Influence of time-dependent of crack propagation of brittle rock on long-term stability of Jinping water diversion tunnel

The time-dependent propagation of cracks was observed from the failure of field surrounding rock and the monitored data of the water diversion tunnels in Jinping and became the dominating factor of the long-term stability of the tunnel. A long-term loading test was conducted on the marble from Jinping leading to the establishment of a fitted formula for the time-dependent behavior and a threshold ratio of driving stresses. A numerical specimen based on CPM model was set up considering the transitional characteristics from brittle-ductile-plastic and a numerical test of long-term loading was performed. A full scale PFC-based model was constructed for the water diversion tunnel and the long-term stability of the tunnel with various depths and rock types was assessed. It was found that in the test the failure time varied with the loading level exponentially. The subcritical crack began to expand if only a threshold of stress level, termed as the critical ratio of driving stresses, was reached. The ratio is 0.492 for Jinping marbles. The CPM-based numerical specimen reproduced nicely the triaxial behavior and the effect of confining pressure. The growth trend of the crack numbers was notable under the lower confining stress, but less noticeable under the higher confining stress. The number of the tensile cracks remained unchanged under the higher confining stress. During the numerical test of long-term loading, the axial strain and the growth of the number of cracks were in accordance with the three stage curve of creep. As the ratios of the driving stresses decreased, the strains due to creep increased. The development of the cracks due to the stress corrosion was also in accordance with the three stage curve of creep.

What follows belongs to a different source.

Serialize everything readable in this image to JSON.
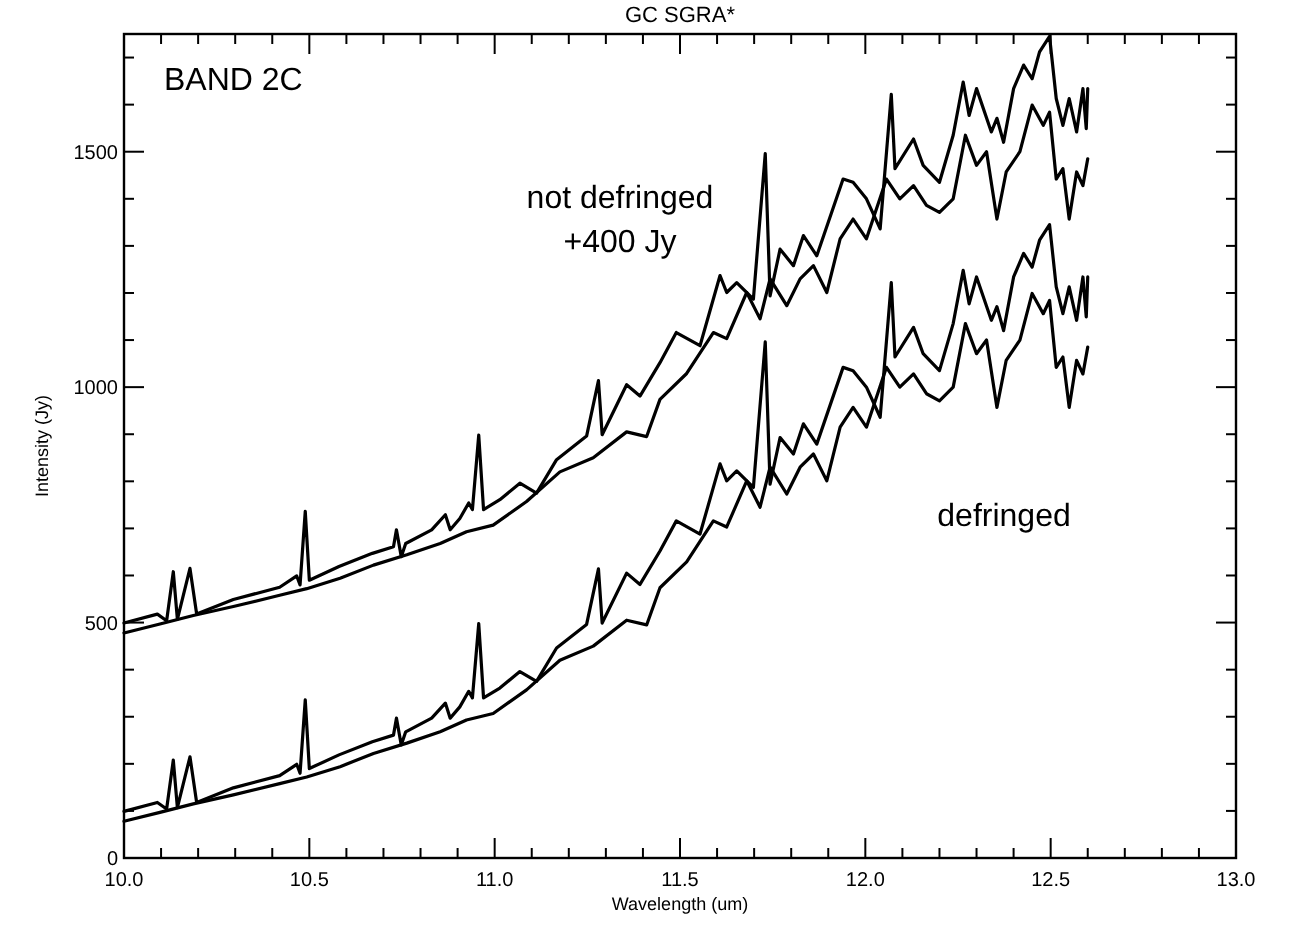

A smaller ratio of driving stress led to a linear growth of the number of cracks of stress-corrosion but an exponentially decreased rate of growth of it. The results of the full scale PFC simulation suggested that after 100 years, the fracture zone of the tunnel would be with the range of 2.1-3.1 m for the class II marble and 3.3-4.5 m for the class III marble. It was thus confirmed that the long-term stability of the water diversion tunnel could be guaranteed.